Cutting Through Stone

By all accounts, the First Temple was a magnificent edifice built with cedars from Lebanon and enormous quarried stones. When contemplating the manner in which the Temple was constructed, one comes across a unique conundrum. In Exodus, God clearly states: “And if you make Me an altar of stone, you shall not build it of hewn stone; for if you lift up your tool upon it, you have profaned it” (Exodus 20:21). This rule forbidding tools of metal applied to the building of the Temple as well. So how could one build this incredible structure out of enormous stones without metal tools?
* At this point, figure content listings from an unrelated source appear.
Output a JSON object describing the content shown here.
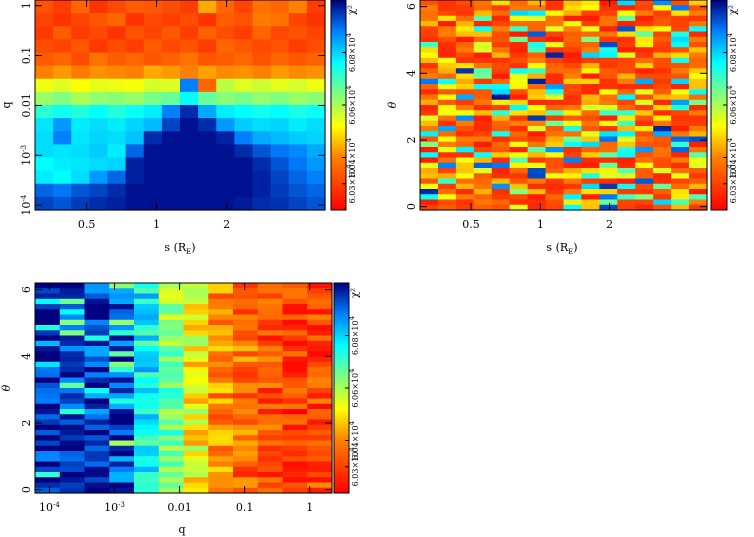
{
  "chart_data": [
    {
      "type": "heatmap",
      "id": "panel_s_q",
      "xlabel": "s (R_E)",
      "ylabel": "q",
      "x_scale": "log",
      "y_scale": "log",
      "xlim": [
        0.3,
        5.3
      ],
      "ylim": [
        8e-05,
        1.3
      ],
      "x_ticks": [
        {
          "value": 0.5,
          "label": "0.5"
        },
        {
          "value": 1,
          "label": "1"
        },
        {
          "value": 2,
          "label": "2"
        }
      ],
      "y_ticks": [
        {
          "value": 1,
          "label": "1"
        },
        {
          "value": 0.1,
          "label": "0.1"
        },
        {
          "value": 0.01,
          "label": "0.01"
        },
        {
          "value": 0.001,
          "label": "10^-3"
        },
        {
          "value": 0.0001,
          "label": "10^-4"
        }
      ],
      "colorbar": {
        "label": "χ²",
        "min": 60200.0,
        "max": 61000.0,
        "ticks": [
          {
            "value": 60300.0,
            "label": "6.03×10^4"
          },
          {
            "value": 60400.0,
            "label": "6.04×10^4"
          },
          {
            "value": 60600.0,
            "label": "6.06×10^4"
          },
          {
            "value": 60800.0,
            "label": "6.08×10^4"
          }
        ]
      },
      "values_normalized": [
        [
          0.16,
          0.12,
          0.2,
          0.1,
          0.14,
          0.18,
          0.17,
          0.15,
          0.12,
          0.3,
          0.2,
          0.13,
          0.22,
          0.2,
          0.25,
          0.12
        ],
        [
          0.13,
          0.1,
          0.13,
          0.17,
          0.2,
          0.1,
          0.14,
          0.12,
          0.15,
          0.1,
          0.18,
          0.16,
          0.24,
          0.22,
          0.13,
          0.1
        ],
        [
          0.11,
          0.18,
          0.12,
          0.14,
          0.1,
          0.16,
          0.13,
          0.17,
          0.12,
          0.19,
          0.15,
          0.12,
          0.2,
          0.14,
          0.16,
          0.13
        ],
        [
          0.15,
          0.13,
          0.17,
          0.11,
          0.15,
          0.12,
          0.18,
          0.14,
          0.16,
          0.12,
          0.2,
          0.17,
          0.14,
          0.16,
          0.12,
          0.15
        ],
        [
          0.18,
          0.2,
          0.15,
          0.22,
          0.18,
          0.2,
          0.17,
          0.19,
          0.22,
          0.17,
          0.18,
          0.2,
          0.16,
          0.2,
          0.17,
          0.19
        ],
        [
          0.25,
          0.28,
          0.24,
          0.27,
          0.26,
          0.25,
          0.3,
          0.28,
          0.25,
          0.29,
          0.26,
          0.27,
          0.25,
          0.28,
          0.26,
          0.27
        ],
        [
          0.42,
          0.44,
          0.4,
          0.43,
          0.42,
          0.41,
          0.45,
          0.44,
          0.85,
          0.2,
          0.48,
          0.44,
          0.46,
          0.43,
          0.45,
          0.42
        ],
        [
          0.52,
          0.55,
          0.5,
          0.53,
          0.54,
          0.52,
          0.56,
          0.58,
          0.7,
          0.58,
          0.54,
          0.56,
          0.53,
          0.55,
          0.52,
          0.54
        ],
        [
          0.65,
          0.68,
          0.66,
          0.7,
          0.66,
          0.69,
          0.72,
          0.85,
          0.95,
          0.8,
          0.72,
          0.7,
          0.68,
          0.7,
          0.67,
          0.69
        ],
        [
          0.73,
          0.82,
          0.72,
          0.74,
          0.72,
          0.75,
          0.78,
          0.92,
          0.98,
          0.95,
          0.82,
          0.76,
          0.74,
          0.75,
          0.72,
          0.74
        ],
        [
          0.74,
          0.85,
          0.73,
          0.75,
          0.74,
          0.77,
          0.95,
          0.98,
          0.98,
          0.98,
          0.96,
          0.85,
          0.8,
          0.78,
          0.76,
          0.75
        ],
        [
          0.74,
          0.73,
          0.74,
          0.76,
          0.72,
          0.88,
          0.98,
          0.98,
          0.98,
          0.98,
          0.98,
          0.95,
          0.9,
          0.86,
          0.84,
          0.8
        ],
        [
          0.7,
          0.72,
          0.73,
          0.74,
          0.75,
          0.96,
          0.98,
          0.98,
          0.98,
          0.98,
          0.98,
          0.98,
          0.95,
          0.9,
          0.86,
          0.82
        ],
        [
          0.72,
          0.7,
          0.74,
          0.82,
          0.88,
          0.96,
          0.98,
          0.98,
          0.98,
          0.98,
          0.98,
          0.98,
          0.96,
          0.92,
          0.88,
          0.85
        ],
        [
          0.88,
          0.86,
          0.9,
          0.92,
          0.95,
          0.98,
          0.98,
          0.98,
          0.98,
          0.98,
          0.98,
          0.98,
          0.96,
          0.93,
          0.9,
          0.88
        ],
        [
          0.92,
          0.9,
          0.93,
          0.95,
          0.96,
          0.98,
          0.98,
          0.98,
          0.98,
          0.98,
          0.98,
          0.97,
          0.95,
          0.94,
          0.92,
          0.9
        ]
      ]
    },
    {
      "type": "heatmap",
      "id": "panel_s_theta",
      "xlabel": "s (R_E)",
      "ylabel": "θ",
      "x_scale": "log",
      "y_scale": "linear",
      "xlim": [
        0.3,
        5.3
      ],
      "ylim": [
        -0.1,
        6.2
      ],
      "x_ticks": [
        {
          "value": 0.5,
          "label": "0.5"
        },
        {
          "value": 1,
          "label": "1"
        },
        {
          "value": 2,
          "label": "2"
        }
      ],
      "y_ticks": [
        {
          "value": 0,
          "label": "0"
        },
        {
          "value": 2,
          "label": "2"
        },
        {
          "value": 4,
          "label": "4"
        },
        {
          "value": 6,
          "label": "6"
        }
      ],
      "colorbar": {
        "label": "χ²",
        "min": 60200.0,
        "max": 61000.0,
        "ticks": [
          {
            "value": 60300.0,
            "label": "6.03×10^4"
          },
          {
            "value": 60400.0,
            "label": "6.04×10^4"
          },
          {
            "value": 60600.0,
            "label": "6.06×10^4"
          },
          {
            "value": 60800.0,
            "label": "6.08×10^4"
          }
        ]
      },
      "columns": 16,
      "rows": 40,
      "value_pattern": "noisy, mostly red/orange with scattered yellow, cyan and blue cells"
    },
    {
      "type": "heatmap",
      "id": "panel_q_theta",
      "xlabel": "q",
      "ylabel": "θ",
      "x_scale": "log",
      "y_scale": "linear",
      "xlim": [
        6e-05,
        2.2
      ],
      "ylim": [
        -0.1,
        6.2
      ],
      "x_ticks": [
        {
          "value": 0.0001,
          "label": "10^-4"
        },
        {
          "value": 0.001,
          "label": "10^-3"
        },
        {
          "value": 0.01,
          "label": "0.01"
        },
        {
          "value": 0.1,
          "label": "0.1"
        },
        {
          "value": 1,
          "label": "1"
        }
      ],
      "y_ticks": [
        {
          "value": 0,
          "label": "0"
        },
        {
          "value": 2,
          "label": "2"
        },
        {
          "value": 4,
          "label": "4"
        },
        {
          "value": 6,
          "label": "6"
        }
      ],
      "colorbar": {
        "label": "χ²",
        "min": 60200.0,
        "max": 61000.0,
        "ticks": [
          {
            "value": 60300.0,
            "label": "6.03×10^4"
          },
          {
            "value": 60400.0,
            "label": "6.04×10^4"
          },
          {
            "value": 60600.0,
            "label": "6.06×10^4"
          },
          {
            "value": 60800.0,
            "label": "6.08×10^4"
          }
        ]
      },
      "columns": 12,
      "rows": 40,
      "column_trend": [
        0.96,
        0.94,
        0.92,
        0.9,
        0.7,
        0.55,
        0.4,
        0.25,
        0.2,
        0.15,
        0.12,
        0.14
      ],
      "value_pattern": "blue at small q, yellow/cyan transition near q~0.01, red at large q"
    }
  ]
}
King Solomon, who built the First Temple, asked this exact question. He “said to the rabbis, ‘How shall I manage [without iron tools]?’ They replied: ‘There is the shamir, which Moses used for the stones of the ephod’” (Gittin 68b).
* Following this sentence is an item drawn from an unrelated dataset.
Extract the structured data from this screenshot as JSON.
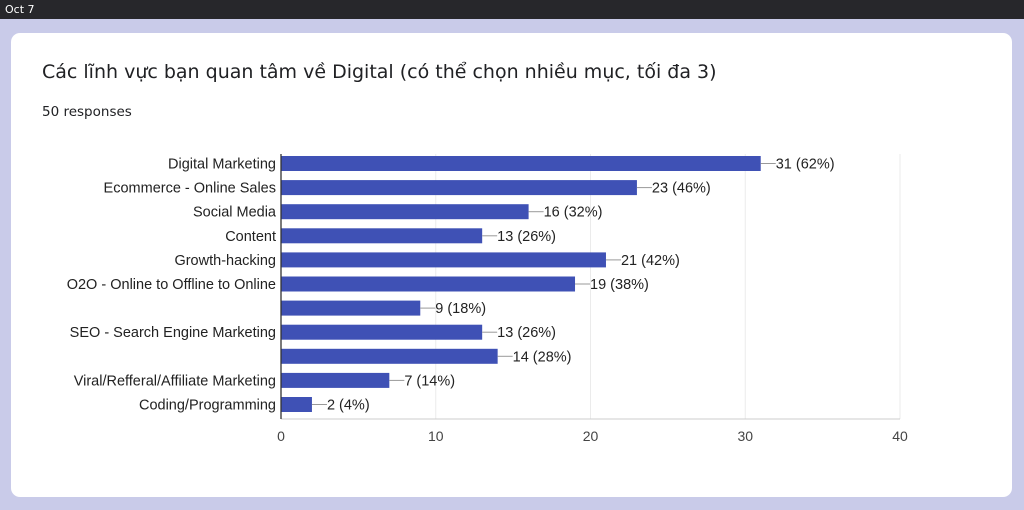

According to legend, the shamir was a tiny, worm-like creature, the size of a barley-corn, that was one of 10 things created at the very end of the sixth day of creation (Pirkei Avot 5:6). The shamir was able to cut through any hard substance (Sotah 48b). The first instance in which the shamir was put to work was to etch the names of the tribes on to the twelve gemstones of the High Priest’s breastplate.

After the sages told Solomon about the shamir, he went to great lengths to find it (even asking demons for help - Gittin 68a), and he had to capture it from the care of a certain hoopoe bird. Thus it is recorded that the Temple “was built of stone made ready at the quarry; and there was neither hammer nor ax nor any tool of iron heard in the house, while it was in building (I Kings 6:7).

Upon the completion of the building, the shamir was wrapped in wool and kept in a lead container. “When [the Second] Temple was destroyed, the shamir ceased [to exist] (Sotah 48b).